For comparison, high-end GPUs like the Nvidia RTX 3090 boast nearly 930 GBps of bandwidth for their VRAM. The DDR5-6400 RAM can provide up to 100 GB/s. Therefore, understanding and optimizing bandwidth is crucial for running models like Solar efficiently

Recommendations:

For Best Performance: Opt for a machine with a high-end GPU (like NVIDIA's latest RTX 3090 or RTX 4090) or dual GPU setup to accommodate the largest models (65B and 70B). A system with adequate RAM (minimum 16 GB, but 64 GB best) would be optimal.
For Budget Constraints: If you're limited by budget, focus on Solar GGML/GGUF models that fit within the sytem RAM. Remember, while you can offload some weights to the system RAM, it will come at a performance cost.

Remember, these are recommendations, and the actual performance will depend on several factors, including the specific task, model implementation, and other system processes.

CPU requirements

For best performance, a modern multi-core CPU is recommended. An Intel Core i7 from 8th gen onward or AMD Ryzen 5 from 3rd gen onward will work well. CPU with 6-core or 8-core is ideal.

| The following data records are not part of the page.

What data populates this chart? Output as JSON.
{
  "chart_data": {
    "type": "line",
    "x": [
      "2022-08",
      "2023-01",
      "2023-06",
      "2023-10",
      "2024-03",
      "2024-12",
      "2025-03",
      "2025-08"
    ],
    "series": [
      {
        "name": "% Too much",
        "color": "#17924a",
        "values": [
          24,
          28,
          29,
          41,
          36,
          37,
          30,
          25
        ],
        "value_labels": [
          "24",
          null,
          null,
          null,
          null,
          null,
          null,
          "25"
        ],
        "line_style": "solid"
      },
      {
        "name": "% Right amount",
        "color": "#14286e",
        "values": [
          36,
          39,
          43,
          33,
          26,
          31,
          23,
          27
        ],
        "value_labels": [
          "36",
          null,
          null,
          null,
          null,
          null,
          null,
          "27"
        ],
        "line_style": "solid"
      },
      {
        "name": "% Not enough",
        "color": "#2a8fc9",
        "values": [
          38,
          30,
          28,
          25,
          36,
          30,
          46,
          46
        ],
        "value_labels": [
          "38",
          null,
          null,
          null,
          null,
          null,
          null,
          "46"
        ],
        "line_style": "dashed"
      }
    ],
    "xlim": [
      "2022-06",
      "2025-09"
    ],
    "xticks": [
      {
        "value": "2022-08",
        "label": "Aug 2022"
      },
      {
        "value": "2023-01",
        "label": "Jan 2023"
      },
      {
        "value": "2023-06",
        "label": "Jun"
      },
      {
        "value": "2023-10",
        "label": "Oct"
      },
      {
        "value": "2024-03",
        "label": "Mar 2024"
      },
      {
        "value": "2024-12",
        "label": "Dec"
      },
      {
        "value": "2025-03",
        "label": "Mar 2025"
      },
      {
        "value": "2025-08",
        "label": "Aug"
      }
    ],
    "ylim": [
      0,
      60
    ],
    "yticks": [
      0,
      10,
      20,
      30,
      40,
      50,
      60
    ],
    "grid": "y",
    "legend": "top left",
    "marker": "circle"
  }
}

Higher clock speeds also improve prompt processing, so aim for 3.6GHz or more.

Having CPU instruction sets like AVX, AVX2, AVX-512 can further improve performance if available. The key is to have a reasonably modern consumer-level CPU with decent core count and clocks, along with baseline vector processing (required for CPU inference with llama.cpp) through AVX2. With those specs, the CPU should handle Solar model size.